Where Killing felt surreal, almost dream-like with the perpetrators re-enacting the murders through various forms of performance, here Oppenheimer opts to focus on the truth revealed when faced with the uncomfortable silence of those who have had their lives torn apart by grief. Where the guilty seemingly can’t stop talking, filling the void with endless justification and gloating, Adi and his family clearly wear their pain everyday for all to see. The vastness of the crime is so huge that any explanation seems, and is, completely absurd. As Adi watches a recording of a man glibly describing and joking about gutting a communist, he calmly observes that ‘maybe he acts this way because he regrets what he did. He’s numb’.
It is Adi’s strength of character throughout that is most remarkable. As he bravely visits those responsible for Ramli’s death one by one, he calmly questions them about their past. Asks if they feel regret, guilt or remorse for their actions. Again and again their answers remain the same: ‘the past is past’, ‘this is what happens in politics’ and ‘it wasn’t me that killed him.’ Their reactions to his questions range from denial, to confusion, to anger. Throughout Adi remains impressively composed, but as he meets more people the truth becomes increasingly hard to bear, and the pain written clearly across his face is truly heartbreaking.

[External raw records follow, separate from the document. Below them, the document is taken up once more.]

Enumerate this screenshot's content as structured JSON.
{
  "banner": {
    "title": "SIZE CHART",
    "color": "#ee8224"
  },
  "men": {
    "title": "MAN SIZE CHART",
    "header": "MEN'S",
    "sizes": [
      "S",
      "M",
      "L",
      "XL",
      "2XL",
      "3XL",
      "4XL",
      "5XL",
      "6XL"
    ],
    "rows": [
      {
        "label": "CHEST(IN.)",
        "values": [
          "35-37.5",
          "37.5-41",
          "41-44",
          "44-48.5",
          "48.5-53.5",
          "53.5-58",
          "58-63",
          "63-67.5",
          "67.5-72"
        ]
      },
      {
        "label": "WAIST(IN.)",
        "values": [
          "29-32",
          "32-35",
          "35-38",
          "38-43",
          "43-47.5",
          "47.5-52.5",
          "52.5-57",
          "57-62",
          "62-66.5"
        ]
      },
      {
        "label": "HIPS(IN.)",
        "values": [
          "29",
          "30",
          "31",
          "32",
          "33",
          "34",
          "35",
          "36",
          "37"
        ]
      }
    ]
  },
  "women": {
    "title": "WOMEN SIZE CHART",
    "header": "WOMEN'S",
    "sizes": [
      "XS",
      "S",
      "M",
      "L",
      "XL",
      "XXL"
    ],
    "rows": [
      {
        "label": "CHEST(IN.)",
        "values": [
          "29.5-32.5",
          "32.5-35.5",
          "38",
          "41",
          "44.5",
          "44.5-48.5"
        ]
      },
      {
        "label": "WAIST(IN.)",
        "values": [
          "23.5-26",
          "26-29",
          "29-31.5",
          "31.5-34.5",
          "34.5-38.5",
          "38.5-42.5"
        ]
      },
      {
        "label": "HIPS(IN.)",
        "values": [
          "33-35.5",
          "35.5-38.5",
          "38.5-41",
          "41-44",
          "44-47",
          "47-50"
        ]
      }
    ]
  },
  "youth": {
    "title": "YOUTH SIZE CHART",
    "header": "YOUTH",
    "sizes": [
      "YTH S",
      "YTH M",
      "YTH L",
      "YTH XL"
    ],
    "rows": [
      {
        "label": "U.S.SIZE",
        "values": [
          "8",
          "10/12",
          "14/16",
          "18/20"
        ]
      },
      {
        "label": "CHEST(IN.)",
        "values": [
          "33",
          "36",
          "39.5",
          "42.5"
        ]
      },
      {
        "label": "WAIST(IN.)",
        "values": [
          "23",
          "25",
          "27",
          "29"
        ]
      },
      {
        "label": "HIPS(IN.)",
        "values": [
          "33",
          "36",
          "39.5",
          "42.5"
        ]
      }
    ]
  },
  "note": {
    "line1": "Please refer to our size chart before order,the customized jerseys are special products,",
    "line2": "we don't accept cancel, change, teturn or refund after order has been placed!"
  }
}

Together, The Act of Killing and The Look of Silence are undoubted masterpieces of documentary filmmaking. Free of any ego, voice-overs or so-called experts, Oppenheimer lives, films and interacts with his subjects for months -even years- and let’s everything speak for itself. As The Look of Silence quite delicately demonstrates, it is in the quiet, introspective moments in-between action and conversation that the truth is most apparent. It’s another incredibly important piece of work from someone who is one of -if not the best- currently working in his field. It may be uncomfortable, but it is absolutely essential viewing.